Bozuk bir saat bile günde iki kez doğruyu gösterir ya!.. Bülent bazen doğruları söylüyor.
Tayyip’in oğlu Bilal’i savcılık çağırıyor, arkadaş takmıyor ve ifade vermeye gitmiyor.
Tayyip sürekli çığırtkanlık yapıyor:
“Türkiye’nin olağanüstü kalkınmasını hazmedemeyen iç ve dış çevreler bize komplo kurdu.”
Diyelim ki onlar komplo kurdu, peki senin Meclis Başkanın, Başbakan Yardımcın da o komplonun içinde mi?
Son MİT olayını izledik. Suriye’ye giden bir TIR’ın silah ve cephane yüklü olduğu ortaya çıktı. Savcı olaya el koydu, İçişleri Bakanlığı ve Hatay Valiliği arama yapılmasını önledi.
TIR’da MİT’çiler vardı, onlar da jandarma ve polise arama yaptırmadılar. “Bu TIR’da devlet sırrı var, dokunamazsınız” dediler. Dosya arama yapmak isteyen savcıdan alındı, TIR Suriye’ye giriş yaptı.
Bunlar olurken İçişleri Bakanı “Kamyonda Türkmenlere gönderilen gıda yardımı vardı. Herkes işine baksın” dedi. Türkmenler kendilerine öyle bir yardım gelmediğini söylediler.

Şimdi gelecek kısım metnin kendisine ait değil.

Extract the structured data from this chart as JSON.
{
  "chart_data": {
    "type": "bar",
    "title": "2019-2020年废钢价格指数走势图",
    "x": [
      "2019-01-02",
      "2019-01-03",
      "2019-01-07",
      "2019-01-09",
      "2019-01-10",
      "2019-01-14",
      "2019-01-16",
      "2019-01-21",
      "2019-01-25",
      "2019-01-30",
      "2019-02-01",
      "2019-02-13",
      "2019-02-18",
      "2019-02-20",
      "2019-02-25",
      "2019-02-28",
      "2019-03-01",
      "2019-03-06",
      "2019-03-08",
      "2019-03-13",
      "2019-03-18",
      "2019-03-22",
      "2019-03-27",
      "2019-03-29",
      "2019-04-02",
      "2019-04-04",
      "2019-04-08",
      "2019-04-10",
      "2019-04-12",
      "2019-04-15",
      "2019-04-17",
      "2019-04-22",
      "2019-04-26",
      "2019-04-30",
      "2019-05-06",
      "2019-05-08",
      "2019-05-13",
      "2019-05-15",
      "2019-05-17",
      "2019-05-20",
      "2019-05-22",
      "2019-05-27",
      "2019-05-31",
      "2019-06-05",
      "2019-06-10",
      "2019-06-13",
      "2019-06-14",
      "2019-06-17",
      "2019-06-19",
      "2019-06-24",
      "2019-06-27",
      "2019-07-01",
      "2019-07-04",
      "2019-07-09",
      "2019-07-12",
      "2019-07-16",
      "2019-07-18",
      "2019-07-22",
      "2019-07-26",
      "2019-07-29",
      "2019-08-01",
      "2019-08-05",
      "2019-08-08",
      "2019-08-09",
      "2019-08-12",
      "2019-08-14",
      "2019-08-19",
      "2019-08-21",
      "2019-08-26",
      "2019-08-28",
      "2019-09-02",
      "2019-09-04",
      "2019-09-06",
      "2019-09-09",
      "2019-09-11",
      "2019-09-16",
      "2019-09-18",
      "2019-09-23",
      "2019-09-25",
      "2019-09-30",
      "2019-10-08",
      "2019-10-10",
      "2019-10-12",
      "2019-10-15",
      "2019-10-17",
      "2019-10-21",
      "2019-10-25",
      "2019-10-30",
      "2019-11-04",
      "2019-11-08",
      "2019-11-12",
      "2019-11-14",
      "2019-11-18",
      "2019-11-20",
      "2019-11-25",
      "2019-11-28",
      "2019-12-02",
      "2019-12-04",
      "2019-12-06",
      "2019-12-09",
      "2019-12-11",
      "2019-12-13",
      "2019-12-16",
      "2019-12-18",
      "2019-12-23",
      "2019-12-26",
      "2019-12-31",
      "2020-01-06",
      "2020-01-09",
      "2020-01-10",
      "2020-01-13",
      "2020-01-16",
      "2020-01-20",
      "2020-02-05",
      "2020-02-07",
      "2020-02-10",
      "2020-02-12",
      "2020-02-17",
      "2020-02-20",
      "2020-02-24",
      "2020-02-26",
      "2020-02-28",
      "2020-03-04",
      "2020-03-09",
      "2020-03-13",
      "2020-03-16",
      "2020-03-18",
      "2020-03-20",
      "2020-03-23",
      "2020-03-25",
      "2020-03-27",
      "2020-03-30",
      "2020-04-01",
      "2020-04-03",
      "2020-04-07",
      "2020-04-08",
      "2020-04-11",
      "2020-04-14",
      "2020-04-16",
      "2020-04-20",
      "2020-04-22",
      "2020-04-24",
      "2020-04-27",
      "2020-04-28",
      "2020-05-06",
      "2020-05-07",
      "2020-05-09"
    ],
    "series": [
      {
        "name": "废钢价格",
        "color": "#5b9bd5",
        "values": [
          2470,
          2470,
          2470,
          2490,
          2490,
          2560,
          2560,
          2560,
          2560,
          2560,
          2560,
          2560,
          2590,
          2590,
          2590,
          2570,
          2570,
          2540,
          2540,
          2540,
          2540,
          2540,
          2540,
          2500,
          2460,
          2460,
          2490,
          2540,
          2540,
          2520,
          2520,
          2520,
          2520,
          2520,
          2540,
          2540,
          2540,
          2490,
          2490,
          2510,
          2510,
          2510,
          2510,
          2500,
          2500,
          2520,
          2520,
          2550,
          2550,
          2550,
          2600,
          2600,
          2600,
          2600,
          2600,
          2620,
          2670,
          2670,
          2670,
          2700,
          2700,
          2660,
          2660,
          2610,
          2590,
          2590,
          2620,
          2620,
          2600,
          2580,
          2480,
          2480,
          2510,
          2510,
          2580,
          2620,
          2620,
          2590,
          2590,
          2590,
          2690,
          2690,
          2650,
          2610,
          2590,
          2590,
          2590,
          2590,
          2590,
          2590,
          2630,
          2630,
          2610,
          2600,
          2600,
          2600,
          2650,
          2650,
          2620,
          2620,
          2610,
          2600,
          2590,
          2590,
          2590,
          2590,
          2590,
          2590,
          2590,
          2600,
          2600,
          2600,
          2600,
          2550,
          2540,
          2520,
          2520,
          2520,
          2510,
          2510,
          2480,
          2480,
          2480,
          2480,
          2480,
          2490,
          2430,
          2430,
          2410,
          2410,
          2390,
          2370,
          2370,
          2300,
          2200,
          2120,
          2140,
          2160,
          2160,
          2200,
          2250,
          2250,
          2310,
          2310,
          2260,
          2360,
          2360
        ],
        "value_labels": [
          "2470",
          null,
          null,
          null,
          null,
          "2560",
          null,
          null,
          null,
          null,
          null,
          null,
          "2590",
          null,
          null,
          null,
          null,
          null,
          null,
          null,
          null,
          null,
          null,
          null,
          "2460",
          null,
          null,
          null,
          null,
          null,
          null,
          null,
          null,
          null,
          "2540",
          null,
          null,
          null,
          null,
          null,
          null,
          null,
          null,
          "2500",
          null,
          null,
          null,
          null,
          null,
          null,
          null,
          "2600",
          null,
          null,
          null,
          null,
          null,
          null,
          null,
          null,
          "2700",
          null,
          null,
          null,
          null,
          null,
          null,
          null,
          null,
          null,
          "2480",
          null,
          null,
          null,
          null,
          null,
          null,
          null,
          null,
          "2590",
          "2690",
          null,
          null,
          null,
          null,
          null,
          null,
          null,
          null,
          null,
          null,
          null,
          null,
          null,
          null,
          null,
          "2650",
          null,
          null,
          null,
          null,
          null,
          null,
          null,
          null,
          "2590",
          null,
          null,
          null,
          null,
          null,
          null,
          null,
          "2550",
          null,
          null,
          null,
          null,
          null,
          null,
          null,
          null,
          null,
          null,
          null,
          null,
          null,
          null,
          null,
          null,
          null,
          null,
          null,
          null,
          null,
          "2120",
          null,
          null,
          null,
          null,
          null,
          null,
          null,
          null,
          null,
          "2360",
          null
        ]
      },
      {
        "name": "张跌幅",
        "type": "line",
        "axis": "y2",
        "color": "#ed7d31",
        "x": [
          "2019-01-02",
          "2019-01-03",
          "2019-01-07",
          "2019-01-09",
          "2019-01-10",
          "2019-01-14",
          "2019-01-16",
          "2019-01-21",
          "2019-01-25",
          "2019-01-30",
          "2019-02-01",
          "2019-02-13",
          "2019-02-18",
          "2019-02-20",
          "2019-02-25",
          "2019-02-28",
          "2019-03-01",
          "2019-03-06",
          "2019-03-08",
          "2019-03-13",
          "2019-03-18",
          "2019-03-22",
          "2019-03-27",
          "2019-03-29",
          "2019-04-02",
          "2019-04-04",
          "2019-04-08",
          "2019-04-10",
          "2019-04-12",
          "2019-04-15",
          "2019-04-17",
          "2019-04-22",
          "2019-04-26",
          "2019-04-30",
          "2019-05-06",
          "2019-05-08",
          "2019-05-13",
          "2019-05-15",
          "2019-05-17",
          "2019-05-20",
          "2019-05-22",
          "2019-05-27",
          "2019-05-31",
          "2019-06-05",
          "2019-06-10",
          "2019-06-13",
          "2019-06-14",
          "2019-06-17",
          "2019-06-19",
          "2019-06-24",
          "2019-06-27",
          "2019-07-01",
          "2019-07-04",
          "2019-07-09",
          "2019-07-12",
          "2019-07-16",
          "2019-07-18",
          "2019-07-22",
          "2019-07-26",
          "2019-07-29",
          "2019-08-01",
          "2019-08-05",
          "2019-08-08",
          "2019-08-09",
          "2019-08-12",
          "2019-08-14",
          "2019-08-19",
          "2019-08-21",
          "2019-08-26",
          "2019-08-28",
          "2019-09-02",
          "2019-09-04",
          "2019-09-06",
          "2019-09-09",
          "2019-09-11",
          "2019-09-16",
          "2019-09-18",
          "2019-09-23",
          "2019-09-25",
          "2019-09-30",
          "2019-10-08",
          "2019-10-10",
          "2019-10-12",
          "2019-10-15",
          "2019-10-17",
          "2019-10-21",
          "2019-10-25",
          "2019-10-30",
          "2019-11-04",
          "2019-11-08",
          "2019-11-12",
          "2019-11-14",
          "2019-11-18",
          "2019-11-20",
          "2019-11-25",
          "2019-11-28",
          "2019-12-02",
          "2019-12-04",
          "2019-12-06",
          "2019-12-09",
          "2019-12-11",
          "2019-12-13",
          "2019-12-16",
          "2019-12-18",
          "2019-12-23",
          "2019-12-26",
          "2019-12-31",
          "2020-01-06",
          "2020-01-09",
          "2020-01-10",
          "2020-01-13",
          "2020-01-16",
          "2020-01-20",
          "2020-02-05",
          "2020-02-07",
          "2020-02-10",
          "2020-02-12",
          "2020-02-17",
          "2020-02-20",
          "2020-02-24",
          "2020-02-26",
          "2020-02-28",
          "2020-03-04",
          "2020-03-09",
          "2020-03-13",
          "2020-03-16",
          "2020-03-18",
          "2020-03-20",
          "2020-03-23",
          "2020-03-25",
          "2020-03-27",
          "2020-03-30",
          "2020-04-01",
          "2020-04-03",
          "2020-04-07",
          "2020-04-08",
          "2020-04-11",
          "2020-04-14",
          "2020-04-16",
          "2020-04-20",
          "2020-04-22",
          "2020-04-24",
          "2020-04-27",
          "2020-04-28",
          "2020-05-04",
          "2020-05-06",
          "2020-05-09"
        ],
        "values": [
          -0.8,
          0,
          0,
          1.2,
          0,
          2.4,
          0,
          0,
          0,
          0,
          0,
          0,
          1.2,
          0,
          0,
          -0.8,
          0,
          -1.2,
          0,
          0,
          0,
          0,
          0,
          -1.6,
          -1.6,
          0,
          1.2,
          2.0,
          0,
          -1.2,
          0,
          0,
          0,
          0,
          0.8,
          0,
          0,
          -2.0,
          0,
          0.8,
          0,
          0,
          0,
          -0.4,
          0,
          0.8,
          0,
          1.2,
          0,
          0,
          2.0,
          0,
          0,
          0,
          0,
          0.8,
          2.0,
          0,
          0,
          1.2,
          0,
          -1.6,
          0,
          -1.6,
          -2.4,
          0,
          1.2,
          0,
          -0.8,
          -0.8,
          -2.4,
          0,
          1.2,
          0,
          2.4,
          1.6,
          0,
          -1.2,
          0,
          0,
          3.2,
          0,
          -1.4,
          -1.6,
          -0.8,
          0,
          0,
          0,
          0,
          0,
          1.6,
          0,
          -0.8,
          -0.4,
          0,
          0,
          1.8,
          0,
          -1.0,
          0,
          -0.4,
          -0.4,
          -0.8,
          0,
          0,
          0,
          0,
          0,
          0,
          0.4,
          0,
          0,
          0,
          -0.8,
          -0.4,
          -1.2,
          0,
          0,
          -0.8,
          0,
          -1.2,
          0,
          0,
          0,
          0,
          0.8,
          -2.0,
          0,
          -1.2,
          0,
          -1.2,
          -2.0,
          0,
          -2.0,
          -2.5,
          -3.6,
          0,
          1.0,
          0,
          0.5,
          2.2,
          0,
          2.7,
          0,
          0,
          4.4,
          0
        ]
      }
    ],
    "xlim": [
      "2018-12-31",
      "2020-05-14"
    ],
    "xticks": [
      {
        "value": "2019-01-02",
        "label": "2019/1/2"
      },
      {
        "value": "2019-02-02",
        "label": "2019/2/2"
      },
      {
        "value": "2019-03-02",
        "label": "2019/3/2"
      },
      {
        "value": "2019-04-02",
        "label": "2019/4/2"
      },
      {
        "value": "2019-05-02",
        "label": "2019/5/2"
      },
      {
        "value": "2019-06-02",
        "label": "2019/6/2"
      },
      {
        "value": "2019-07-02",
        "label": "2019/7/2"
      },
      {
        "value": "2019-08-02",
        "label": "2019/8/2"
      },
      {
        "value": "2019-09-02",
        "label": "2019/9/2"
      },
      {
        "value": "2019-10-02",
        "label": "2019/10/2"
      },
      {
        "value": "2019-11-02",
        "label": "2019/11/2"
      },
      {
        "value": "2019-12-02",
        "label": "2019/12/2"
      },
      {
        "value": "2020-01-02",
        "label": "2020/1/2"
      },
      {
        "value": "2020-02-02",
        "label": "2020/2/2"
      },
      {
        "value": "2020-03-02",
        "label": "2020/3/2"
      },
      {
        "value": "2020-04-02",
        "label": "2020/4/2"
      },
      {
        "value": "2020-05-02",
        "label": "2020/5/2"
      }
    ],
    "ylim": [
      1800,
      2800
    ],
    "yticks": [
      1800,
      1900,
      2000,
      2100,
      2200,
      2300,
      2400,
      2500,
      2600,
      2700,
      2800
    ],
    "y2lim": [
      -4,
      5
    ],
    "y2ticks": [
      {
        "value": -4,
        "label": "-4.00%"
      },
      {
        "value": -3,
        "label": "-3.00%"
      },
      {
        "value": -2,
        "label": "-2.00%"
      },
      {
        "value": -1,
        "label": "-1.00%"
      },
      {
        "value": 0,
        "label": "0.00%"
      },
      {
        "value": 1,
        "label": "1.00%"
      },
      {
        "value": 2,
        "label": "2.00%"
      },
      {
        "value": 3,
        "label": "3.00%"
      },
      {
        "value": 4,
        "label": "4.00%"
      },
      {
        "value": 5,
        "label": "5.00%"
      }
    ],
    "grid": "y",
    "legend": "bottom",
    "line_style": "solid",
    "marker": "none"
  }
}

Gümrük Bakanı dün bu TIR’ın sınırımızdan çıkmadığını iddia etti!
Uçtu uçtu TIR uçtu!
Silah ve cephane yüklü TIR, Suriye’de Esad’a karşı vuruşan şeriatçı örgütlere gidiyordu. İnsanlar birbirini öldürsün diye bugüne kadar böyle yüzlercesi gönderilmişti. Bu sefer İsrail olaya el koydu, ihbarını yaptı ve işi açığa çıkardı.
Son yolsuzluklar nedeniyle görevden alınan eski Bakan Zafer Çağlayan’ın, birkaç ay önce o meşhur İranlı Rıza da yanında olduğu halde, onun özel jeti ile aile boyu Mekke’ye gidip umre ziyareti yaptıkları belgelendi. Bir yanda ortada yüzlerce trilyon vurgun parası dönerken, birileri o adamın uçağı ile umreye gitmiş.
Allah kabul etsin.
Mutlaka eder! Yeter ki sen diren Tayyip!
Bütün bu olanlar sonrasında Tayyip’in sinir sistemi iyice çöktü, rahatsızlandı. Her gün feryat etmesinin bir yararını şu dakikaya kadar göremedi. Son çare olarak dün yandaş gazetecileri çağırıp derdini onlara anlattı ama artık çok geç.
Dış basını izliyor musunuz? Tayyip Türkiye dışında tam anlamıyla topal ördek oldu. Düne kadar emirlerini almaktan onur duyduğu ABD ve AB bile artık Tayyip’i açıktan eleştiriyor, kınıyor, alay ediyor.
Bu şahsın şimdi tek avuntusu var:
“Esas olan sandıktır. Kararı milletimiz verir.”
Yeri gelmişken kendisine bir soru sorayım:
2009 yılında yapılan yerel seçimleri Adana’da, Türkiye’nin dördüncü büyük ilinde MHP’den Aytaç Durak kazandı. Tayyip Adana’yı kaybetmişti, bu durum midesine oturdu.
Aytaç Durak hemen ardından yolsuzluk yaptığı gerekçesiyle İçişleri Bakanlığı tarafından görevden alındı. Üzerine müfettişler salındı, davalar açıldı ve Aytaç Durak hepsinden aklandı.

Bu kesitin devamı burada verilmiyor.